For those not familiar with The Lost Levels, it’s a Japan-exclusive game that is the true sequel to the original Super Mario adventure. However, since the difficulty level was so much higher, and because it was so similar to its predecessor, it was decided that it’d be an unsuccessful sell in markets outside of Japan. So, when it was bundled in the 1995 SNES package, it marked the first time many global players had ever even seen the game. And it’s true: The game’s a beast. There are way more—and more aggressive—enemies, poison mushrooms, trickier obstacles and longer levels. It’s an outing that’s definitely not meant for the casual player, but rather those players who mastered the original Super Mario Bros. They don’t make ’em like this anymore, that’s for sure. The challenge was considerably high in the ’80s, and it’s considerably high now.
But what makes the Wii edition a worthwhile purchase, especially if you already own the original All-Stars, or even the original NES game paks? It’s bundled with a commemorative CD of 20 Super Mario tunes and sound effects, as well as a booklet filled with unreleased concept art and interviews with the high-bouncing, Italian-American plumber’s creators. The booklet is kind of cool, though I wouldn’t describe it as jam-packed with never-before-seen sketches or designs (in fact, it’s anything but). The booklet and the CD are collectibles, but not much more than that.

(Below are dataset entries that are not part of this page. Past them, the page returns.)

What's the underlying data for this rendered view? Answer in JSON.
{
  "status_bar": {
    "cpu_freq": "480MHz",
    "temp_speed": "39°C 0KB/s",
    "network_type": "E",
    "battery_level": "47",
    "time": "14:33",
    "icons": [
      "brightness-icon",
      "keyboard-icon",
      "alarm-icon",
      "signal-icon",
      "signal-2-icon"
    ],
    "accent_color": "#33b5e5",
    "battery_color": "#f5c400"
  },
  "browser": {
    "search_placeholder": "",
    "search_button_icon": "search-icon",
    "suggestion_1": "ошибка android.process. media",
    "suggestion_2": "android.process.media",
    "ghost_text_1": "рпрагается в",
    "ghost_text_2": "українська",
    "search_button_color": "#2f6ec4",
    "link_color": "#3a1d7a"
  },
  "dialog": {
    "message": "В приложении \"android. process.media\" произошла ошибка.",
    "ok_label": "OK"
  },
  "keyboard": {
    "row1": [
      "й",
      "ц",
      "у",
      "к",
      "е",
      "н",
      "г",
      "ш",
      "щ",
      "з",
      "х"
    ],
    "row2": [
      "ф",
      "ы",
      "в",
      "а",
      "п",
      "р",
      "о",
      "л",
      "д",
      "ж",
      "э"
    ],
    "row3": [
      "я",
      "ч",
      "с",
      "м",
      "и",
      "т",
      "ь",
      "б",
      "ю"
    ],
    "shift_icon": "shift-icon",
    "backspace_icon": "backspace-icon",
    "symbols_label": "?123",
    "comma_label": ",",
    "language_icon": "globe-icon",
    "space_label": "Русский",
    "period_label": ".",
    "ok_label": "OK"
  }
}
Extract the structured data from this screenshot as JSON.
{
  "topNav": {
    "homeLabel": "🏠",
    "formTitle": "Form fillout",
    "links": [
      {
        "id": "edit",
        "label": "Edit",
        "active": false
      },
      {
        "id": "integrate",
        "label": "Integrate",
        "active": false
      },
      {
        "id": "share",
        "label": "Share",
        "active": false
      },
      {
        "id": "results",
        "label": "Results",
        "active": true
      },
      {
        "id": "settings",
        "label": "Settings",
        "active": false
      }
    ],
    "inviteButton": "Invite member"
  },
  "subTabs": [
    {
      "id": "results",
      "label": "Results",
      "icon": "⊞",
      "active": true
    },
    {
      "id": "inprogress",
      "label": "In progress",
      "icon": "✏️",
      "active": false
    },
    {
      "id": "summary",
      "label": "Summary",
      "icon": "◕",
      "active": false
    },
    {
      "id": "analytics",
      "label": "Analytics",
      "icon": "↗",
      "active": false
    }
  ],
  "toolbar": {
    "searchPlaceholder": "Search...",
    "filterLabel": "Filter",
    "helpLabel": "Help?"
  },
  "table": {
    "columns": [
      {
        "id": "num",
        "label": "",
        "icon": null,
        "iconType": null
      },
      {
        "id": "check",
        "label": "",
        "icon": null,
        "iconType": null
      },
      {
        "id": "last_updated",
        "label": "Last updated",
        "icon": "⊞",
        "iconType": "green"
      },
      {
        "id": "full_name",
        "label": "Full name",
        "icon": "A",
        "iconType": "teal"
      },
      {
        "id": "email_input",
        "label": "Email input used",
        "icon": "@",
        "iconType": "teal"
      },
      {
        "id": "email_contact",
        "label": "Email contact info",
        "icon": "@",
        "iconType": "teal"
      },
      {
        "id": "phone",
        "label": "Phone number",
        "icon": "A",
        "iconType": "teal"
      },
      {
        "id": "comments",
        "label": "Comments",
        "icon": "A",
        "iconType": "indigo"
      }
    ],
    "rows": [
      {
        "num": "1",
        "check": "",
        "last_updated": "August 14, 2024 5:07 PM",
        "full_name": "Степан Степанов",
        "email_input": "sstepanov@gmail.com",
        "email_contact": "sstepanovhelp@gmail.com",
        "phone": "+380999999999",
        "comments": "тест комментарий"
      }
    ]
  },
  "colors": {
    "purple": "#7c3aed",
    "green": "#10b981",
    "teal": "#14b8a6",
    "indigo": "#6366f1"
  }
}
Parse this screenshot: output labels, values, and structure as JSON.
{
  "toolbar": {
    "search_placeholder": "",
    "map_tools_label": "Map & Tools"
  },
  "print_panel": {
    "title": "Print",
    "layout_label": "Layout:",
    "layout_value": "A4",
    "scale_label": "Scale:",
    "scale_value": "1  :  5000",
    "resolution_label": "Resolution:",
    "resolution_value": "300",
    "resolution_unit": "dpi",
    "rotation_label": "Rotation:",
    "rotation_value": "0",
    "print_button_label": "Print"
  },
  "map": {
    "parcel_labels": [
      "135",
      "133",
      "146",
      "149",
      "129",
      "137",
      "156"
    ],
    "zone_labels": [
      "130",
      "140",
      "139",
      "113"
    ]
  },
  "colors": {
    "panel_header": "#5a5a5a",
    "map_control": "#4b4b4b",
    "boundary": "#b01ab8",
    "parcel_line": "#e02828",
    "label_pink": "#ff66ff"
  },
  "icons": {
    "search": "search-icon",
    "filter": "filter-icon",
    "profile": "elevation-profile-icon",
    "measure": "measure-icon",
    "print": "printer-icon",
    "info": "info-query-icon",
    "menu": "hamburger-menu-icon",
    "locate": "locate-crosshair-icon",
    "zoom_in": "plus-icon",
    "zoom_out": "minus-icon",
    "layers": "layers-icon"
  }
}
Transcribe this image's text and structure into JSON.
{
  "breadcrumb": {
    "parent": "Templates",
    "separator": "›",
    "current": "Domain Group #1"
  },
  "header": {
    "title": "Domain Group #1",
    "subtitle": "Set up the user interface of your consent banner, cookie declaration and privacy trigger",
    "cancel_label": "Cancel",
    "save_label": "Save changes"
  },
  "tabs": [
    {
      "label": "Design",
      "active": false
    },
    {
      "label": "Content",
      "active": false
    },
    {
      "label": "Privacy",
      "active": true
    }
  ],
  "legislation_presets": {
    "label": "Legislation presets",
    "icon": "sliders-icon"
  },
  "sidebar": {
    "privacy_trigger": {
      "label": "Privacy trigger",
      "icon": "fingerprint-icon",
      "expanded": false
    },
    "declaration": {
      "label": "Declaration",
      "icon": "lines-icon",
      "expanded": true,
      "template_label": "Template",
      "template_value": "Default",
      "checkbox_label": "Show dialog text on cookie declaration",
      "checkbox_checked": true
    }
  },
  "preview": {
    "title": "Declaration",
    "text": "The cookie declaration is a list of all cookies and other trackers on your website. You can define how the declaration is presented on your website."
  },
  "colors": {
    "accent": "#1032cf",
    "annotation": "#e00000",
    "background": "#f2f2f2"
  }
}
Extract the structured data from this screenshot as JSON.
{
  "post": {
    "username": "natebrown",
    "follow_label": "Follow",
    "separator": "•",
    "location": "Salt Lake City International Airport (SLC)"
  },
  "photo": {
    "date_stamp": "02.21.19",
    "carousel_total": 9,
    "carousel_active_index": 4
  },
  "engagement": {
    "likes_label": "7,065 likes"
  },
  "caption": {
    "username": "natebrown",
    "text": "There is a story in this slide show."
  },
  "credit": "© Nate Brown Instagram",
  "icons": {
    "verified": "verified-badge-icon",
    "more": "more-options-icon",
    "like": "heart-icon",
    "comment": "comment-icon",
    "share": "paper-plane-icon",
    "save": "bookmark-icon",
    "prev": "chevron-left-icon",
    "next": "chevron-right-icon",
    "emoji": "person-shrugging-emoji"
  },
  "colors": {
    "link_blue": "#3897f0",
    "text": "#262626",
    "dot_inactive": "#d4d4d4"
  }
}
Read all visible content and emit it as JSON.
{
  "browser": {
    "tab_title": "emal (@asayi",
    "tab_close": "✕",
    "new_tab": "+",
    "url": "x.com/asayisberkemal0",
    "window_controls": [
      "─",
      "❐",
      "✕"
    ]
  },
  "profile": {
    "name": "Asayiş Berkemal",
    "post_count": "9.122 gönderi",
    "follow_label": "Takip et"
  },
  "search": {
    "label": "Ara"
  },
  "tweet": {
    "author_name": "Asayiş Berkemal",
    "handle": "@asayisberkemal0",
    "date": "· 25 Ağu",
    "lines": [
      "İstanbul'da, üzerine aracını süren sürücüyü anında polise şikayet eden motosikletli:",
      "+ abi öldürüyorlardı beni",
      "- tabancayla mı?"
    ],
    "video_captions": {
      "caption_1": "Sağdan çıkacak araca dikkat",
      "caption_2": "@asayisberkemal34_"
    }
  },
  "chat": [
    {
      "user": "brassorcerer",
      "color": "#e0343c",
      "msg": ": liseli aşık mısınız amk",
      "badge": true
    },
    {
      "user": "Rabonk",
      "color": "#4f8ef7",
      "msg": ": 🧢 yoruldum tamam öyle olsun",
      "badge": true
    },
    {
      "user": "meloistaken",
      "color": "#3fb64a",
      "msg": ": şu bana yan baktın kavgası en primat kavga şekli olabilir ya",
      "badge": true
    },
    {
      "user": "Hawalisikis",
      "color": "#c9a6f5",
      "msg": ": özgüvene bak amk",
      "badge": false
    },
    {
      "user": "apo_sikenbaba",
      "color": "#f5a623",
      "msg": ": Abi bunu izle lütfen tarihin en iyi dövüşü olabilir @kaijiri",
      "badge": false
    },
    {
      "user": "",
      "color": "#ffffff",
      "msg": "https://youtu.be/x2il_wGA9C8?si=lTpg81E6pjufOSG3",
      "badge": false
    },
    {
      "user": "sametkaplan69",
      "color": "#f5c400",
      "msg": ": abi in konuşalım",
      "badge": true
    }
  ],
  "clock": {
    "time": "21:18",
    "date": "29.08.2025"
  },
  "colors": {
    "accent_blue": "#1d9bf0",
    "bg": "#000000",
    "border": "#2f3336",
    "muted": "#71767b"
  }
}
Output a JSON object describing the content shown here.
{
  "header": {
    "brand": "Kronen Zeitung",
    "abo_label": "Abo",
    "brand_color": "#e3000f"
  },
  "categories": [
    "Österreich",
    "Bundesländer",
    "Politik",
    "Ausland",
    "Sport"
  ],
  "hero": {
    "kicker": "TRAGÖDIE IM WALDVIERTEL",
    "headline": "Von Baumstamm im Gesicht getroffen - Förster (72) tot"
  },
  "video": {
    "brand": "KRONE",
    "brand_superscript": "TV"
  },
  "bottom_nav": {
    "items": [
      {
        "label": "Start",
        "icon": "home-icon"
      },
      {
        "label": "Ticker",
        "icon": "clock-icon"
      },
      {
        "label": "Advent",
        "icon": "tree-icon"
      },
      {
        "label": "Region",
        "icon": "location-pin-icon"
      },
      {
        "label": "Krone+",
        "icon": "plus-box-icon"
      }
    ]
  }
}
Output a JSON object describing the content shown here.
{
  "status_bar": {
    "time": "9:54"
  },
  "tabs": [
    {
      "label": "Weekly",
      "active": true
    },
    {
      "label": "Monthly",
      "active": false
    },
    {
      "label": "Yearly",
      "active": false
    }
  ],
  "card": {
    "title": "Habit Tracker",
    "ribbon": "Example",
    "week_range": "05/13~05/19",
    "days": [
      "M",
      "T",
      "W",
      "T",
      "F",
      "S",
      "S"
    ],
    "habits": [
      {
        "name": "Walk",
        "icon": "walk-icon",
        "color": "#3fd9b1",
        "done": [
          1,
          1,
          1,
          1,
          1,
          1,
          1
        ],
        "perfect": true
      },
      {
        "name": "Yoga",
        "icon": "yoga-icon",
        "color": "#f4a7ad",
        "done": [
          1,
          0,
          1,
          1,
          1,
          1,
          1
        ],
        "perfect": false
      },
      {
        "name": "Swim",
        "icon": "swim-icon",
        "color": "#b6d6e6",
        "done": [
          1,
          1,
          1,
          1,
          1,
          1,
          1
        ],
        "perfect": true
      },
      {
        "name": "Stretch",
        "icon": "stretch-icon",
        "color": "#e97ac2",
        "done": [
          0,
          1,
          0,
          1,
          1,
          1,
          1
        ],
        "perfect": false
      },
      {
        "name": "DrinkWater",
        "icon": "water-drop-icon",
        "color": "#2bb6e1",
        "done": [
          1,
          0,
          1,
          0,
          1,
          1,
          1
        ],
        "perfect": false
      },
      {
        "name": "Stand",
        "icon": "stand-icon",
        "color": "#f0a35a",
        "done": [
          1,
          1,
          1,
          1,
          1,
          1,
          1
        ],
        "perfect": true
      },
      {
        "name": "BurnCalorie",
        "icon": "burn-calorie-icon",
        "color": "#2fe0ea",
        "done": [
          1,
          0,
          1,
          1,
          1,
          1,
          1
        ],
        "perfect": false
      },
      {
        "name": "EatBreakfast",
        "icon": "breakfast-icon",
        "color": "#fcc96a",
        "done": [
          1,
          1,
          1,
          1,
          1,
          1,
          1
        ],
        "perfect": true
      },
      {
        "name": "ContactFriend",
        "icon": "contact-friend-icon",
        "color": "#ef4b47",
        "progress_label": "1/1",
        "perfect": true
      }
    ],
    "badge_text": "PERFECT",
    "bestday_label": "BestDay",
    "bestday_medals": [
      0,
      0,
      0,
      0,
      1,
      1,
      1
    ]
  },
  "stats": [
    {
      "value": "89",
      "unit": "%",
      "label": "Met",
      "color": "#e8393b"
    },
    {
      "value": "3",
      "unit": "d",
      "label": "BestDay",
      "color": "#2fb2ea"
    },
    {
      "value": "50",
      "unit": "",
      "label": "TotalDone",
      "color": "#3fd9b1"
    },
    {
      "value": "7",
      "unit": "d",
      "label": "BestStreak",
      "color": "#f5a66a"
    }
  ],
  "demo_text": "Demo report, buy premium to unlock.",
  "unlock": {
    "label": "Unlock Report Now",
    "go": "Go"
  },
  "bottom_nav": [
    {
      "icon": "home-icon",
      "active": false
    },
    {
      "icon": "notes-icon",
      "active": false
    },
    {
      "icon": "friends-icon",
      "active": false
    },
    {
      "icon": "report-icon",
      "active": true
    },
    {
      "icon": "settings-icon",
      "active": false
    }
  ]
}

Unless you’re someone who likes to stock on Nintendo swag, or if you or someone you know has never been graced by early Super Mario games’ greatness, this collection has little new to offer. It’s an especially redundant installment if you already have the SNES copy, the original NES games, or if you’d prefer buying the individual games on the Wii’s Virtual Console—for a lot cheaper.